Question

Find the LCM of 84, 90 and 120 by applying the prime factorization method.

Answer 1

Hint: Here we need to determine the LCM of the given three numbers. First, we will express each number in terms of the product of its prime factors. Then we will multiply all prime factors that have occurred the maximum number of times in either of the numbers. This is called the prime factorization method.

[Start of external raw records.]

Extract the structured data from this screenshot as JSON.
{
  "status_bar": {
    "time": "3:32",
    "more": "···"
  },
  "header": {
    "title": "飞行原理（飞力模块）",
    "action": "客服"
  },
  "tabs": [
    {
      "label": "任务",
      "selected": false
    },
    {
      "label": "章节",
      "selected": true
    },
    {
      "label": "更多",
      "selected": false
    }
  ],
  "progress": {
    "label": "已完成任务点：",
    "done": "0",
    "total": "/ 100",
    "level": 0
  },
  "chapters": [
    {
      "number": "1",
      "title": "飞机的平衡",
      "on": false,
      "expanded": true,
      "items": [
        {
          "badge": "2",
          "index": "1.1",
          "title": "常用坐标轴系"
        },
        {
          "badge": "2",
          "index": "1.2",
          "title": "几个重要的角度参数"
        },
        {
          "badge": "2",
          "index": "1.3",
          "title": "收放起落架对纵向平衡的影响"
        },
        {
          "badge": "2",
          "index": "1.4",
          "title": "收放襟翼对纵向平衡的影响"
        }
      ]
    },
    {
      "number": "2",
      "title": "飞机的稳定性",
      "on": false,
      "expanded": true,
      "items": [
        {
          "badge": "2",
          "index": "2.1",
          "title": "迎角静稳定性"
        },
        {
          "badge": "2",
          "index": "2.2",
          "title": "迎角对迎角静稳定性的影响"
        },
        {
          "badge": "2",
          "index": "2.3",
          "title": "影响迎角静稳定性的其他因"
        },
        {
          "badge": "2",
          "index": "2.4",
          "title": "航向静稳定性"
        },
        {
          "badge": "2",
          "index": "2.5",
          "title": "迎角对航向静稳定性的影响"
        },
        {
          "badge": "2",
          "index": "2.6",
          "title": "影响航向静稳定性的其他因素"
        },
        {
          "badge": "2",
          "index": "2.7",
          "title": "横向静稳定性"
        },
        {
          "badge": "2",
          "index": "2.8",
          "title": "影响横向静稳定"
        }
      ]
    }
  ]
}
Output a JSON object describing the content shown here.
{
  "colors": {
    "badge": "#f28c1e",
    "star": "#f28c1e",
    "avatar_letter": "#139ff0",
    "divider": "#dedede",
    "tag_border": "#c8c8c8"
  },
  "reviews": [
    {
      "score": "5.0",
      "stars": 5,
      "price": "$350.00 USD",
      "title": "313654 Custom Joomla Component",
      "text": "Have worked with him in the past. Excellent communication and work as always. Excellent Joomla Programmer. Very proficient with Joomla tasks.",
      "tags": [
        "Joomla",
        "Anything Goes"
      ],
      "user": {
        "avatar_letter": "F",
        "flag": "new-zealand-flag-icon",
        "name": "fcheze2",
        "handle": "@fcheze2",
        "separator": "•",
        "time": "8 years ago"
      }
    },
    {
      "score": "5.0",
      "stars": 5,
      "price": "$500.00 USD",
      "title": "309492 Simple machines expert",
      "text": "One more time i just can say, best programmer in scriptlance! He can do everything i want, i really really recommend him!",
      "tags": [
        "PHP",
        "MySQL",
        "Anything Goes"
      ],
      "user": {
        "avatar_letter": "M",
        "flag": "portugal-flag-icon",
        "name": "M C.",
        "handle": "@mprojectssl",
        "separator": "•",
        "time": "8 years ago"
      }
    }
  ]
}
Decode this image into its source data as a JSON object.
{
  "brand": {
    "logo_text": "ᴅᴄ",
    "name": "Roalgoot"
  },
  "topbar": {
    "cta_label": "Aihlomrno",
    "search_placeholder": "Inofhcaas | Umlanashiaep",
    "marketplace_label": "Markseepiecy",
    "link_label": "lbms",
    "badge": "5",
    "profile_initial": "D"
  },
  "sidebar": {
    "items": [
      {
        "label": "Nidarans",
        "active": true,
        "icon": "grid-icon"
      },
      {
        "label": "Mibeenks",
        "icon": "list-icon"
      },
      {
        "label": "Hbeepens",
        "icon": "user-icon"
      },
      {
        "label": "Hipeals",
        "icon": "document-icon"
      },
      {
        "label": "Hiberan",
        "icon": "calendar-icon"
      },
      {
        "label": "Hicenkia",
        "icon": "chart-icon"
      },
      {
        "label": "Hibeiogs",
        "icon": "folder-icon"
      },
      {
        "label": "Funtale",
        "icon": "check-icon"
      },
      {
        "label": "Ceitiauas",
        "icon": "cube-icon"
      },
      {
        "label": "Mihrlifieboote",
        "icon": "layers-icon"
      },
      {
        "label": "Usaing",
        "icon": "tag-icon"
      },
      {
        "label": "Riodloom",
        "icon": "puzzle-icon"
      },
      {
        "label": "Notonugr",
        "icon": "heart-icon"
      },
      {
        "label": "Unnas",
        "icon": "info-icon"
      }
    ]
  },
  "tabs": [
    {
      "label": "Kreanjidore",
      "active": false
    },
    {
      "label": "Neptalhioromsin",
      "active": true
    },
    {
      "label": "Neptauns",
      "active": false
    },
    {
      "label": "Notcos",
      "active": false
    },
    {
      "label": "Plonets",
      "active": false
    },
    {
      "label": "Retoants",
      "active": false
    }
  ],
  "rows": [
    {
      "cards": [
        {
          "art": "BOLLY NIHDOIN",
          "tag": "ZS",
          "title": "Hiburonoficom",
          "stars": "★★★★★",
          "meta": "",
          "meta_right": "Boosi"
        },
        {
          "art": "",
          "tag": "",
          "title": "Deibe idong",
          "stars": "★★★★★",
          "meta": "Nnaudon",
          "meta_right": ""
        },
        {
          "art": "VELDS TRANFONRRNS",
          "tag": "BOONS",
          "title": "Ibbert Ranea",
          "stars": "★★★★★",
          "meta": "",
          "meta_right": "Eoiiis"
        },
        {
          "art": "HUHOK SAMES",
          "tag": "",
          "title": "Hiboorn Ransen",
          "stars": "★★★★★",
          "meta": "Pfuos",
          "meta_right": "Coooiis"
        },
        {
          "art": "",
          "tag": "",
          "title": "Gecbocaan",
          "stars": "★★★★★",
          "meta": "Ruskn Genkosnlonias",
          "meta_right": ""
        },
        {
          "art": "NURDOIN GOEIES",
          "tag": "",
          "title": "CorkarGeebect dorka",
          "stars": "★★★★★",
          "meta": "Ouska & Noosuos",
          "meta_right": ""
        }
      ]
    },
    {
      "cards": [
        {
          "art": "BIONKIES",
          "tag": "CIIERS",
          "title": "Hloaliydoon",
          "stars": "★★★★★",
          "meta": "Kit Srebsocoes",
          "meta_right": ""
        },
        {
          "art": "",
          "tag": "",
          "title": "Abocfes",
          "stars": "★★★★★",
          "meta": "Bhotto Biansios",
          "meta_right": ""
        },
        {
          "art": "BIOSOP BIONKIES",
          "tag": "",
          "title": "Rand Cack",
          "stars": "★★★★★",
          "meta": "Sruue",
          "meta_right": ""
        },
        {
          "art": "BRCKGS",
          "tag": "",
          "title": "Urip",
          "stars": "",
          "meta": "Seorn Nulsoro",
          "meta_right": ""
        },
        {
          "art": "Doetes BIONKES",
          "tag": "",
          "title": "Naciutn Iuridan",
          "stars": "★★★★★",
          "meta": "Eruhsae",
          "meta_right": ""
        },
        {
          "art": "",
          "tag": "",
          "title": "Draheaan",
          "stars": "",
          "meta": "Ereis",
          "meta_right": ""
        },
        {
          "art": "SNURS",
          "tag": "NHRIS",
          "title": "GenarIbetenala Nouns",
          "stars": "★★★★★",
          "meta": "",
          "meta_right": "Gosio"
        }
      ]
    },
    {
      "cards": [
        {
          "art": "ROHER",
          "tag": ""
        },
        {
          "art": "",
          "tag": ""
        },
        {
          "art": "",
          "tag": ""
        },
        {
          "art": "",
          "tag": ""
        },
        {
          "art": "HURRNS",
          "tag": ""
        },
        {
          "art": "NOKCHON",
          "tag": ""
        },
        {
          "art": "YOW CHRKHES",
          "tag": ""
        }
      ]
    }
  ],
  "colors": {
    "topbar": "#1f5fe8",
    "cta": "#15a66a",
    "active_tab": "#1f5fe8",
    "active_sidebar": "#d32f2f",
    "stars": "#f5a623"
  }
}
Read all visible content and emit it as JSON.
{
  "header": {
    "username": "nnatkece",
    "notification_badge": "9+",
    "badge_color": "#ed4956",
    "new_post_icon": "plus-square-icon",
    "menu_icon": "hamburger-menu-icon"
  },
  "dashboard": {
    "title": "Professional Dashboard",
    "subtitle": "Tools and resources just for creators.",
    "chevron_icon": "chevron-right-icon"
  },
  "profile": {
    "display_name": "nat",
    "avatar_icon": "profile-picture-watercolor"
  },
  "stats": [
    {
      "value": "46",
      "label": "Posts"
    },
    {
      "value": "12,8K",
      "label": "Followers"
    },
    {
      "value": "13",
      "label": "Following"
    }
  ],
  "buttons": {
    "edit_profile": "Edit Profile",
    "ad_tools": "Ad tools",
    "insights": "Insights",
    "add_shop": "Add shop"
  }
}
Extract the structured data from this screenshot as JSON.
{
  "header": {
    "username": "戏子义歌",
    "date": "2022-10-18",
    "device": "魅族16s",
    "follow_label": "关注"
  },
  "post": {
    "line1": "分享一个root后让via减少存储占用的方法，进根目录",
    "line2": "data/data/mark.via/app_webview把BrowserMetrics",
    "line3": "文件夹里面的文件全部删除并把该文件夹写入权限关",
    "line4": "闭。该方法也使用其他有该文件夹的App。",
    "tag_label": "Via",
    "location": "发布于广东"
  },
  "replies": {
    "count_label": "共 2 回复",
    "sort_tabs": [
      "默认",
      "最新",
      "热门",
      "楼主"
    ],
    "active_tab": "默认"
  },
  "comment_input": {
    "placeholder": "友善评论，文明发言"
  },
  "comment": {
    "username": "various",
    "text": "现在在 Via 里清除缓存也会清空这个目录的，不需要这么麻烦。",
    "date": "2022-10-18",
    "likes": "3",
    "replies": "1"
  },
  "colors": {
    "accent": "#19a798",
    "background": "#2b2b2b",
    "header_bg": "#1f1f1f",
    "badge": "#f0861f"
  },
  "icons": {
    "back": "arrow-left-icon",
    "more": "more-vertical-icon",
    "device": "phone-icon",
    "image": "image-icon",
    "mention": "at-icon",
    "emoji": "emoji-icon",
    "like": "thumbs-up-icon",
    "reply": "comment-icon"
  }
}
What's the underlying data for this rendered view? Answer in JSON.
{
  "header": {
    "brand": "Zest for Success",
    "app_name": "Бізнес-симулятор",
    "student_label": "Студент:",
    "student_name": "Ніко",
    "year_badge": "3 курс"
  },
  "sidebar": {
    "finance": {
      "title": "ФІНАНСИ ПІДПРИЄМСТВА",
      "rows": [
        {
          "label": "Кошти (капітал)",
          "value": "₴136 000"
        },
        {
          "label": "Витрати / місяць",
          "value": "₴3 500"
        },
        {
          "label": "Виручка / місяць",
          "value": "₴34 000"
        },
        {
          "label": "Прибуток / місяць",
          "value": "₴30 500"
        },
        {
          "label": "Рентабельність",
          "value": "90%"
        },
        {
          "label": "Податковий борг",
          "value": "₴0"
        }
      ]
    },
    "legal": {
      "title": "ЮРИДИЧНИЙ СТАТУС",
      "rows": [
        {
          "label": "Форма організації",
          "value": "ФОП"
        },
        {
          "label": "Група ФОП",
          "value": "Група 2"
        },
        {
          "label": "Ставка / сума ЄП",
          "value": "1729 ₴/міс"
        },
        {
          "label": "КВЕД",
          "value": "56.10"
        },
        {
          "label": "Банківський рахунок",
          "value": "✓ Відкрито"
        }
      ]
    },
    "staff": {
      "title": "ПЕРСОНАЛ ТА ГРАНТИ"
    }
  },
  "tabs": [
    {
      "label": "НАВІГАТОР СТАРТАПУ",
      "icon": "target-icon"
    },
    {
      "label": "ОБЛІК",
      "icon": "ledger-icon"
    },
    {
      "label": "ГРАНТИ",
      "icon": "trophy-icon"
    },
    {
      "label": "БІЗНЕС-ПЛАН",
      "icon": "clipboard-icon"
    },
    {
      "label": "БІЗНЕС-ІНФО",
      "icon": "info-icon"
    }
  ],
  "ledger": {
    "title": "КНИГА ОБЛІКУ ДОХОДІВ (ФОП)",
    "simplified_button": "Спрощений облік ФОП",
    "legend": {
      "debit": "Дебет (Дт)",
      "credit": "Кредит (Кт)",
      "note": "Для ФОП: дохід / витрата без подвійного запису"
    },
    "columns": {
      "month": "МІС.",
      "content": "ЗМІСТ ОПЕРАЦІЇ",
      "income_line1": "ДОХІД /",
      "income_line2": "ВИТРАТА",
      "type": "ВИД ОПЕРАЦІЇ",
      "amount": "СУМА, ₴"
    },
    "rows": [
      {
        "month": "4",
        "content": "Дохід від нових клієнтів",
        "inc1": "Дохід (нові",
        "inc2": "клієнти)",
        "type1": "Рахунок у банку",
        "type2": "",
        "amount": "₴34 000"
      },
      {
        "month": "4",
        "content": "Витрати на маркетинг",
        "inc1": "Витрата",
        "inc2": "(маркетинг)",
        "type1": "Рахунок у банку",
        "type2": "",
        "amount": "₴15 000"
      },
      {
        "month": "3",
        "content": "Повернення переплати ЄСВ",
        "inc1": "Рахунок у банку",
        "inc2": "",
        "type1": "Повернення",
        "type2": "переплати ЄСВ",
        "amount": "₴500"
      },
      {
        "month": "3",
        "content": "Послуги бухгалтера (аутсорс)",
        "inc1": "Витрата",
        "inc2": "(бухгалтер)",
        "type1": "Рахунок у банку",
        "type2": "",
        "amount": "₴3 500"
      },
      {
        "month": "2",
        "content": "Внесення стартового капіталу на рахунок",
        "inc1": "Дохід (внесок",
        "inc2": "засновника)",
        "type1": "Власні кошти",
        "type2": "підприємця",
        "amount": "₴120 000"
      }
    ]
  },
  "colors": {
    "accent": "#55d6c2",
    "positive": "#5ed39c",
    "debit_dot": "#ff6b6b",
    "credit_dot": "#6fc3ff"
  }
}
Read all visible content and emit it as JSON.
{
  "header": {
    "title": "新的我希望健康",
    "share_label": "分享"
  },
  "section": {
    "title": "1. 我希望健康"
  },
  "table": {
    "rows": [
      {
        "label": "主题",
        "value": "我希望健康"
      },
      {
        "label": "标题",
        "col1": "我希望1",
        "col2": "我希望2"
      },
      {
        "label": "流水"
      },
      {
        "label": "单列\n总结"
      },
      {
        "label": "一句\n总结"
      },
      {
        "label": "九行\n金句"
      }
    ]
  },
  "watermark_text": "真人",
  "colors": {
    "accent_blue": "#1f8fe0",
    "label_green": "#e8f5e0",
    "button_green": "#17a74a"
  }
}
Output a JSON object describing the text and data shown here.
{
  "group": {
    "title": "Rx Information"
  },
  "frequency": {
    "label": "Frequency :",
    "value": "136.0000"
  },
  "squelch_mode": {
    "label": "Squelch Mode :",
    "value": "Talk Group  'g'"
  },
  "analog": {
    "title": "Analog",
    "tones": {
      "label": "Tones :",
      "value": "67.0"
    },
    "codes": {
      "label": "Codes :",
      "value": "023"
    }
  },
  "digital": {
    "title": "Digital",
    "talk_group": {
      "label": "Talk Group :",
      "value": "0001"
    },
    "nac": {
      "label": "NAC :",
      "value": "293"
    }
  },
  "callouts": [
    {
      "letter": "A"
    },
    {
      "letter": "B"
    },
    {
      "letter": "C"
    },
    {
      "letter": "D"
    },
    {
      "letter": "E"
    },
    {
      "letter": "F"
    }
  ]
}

Complete step-by-step answer:
Here we need to find the LCM of the numbers 84, 90 and 120 using the method of prime factorization.
Now, we will first express each number in terms of the product of its prime factors.
To write the prime factors, we should always start with the smallest prime number i.e. 2 and check divisibility. If the number is divisible by the prime number, then we can write the number as a product of the prime number and another number, which will be the quotient when the given number is divided by that prime number. Then we take the quotient and we will repeat the same process. This process is repeated until we get the quotient as 1.
Now, we will find the factors of the first number 84.
We know that 84 is an even number, so it can be written as
\[84 = 2 \times 42\]
Now, we will further break the number 42 into its factors.
\[ \Rightarrow 84 = 2 \times 2 \times 3 \times 7\]
Similarly, we will find the factors of the second number 90.
We know that 90 is an even number, so it can be written as
\[90 = 2 \times 45\]
Now, we will further break the number 45 into its factors.
\[ \Rightarrow 90 = 2 \times 3 \times 3 \times 5\]
Again we will find the factors of the third number 120.
We know that 120 is an even number, so it can be written as
\[120 = 2 \times 60\]
Now, we will further break the number 60 into its factors as we can see that it is a multiple of 6 and 10.
Therefore, we can write it as
\[ \Rightarrow 120 = 2 \times 2 \times 2 \times 3 \times 5\]
Now, to find the LCM, we need to multiply all the prime factors that have occurred maximum number of times in either of the numbers. So, LCM of 84, 90, and 120 is a product of three 2, one 5 and one 7. As we can see that 2 have occurred three times in 120, 3 is occurring a maximum number of 2 times and 5 and 7 are occurring a maximum number of one time.
Therefore,
\[LCM\left( {80,90,120} \right) = 2 \times 2 \times 2 \times 3 \times 3 \times 5 \times 7\]
On multiplying the number, we get
\[ \Rightarrow LCM\left( {80,90,120} \right) = 2520\]


Note: Here, we might get confused between factors of a number and multiples of a number. A factor is defined as a number which divides the given number completely but the multiple is defined as a number that is completely divided by the given number. Let’s take the number 10 as an example. We know that the factors of number 10 are 1, 2, 5, and 10 but the multiples of number 10 are 10, 20, 30, 40, and so on.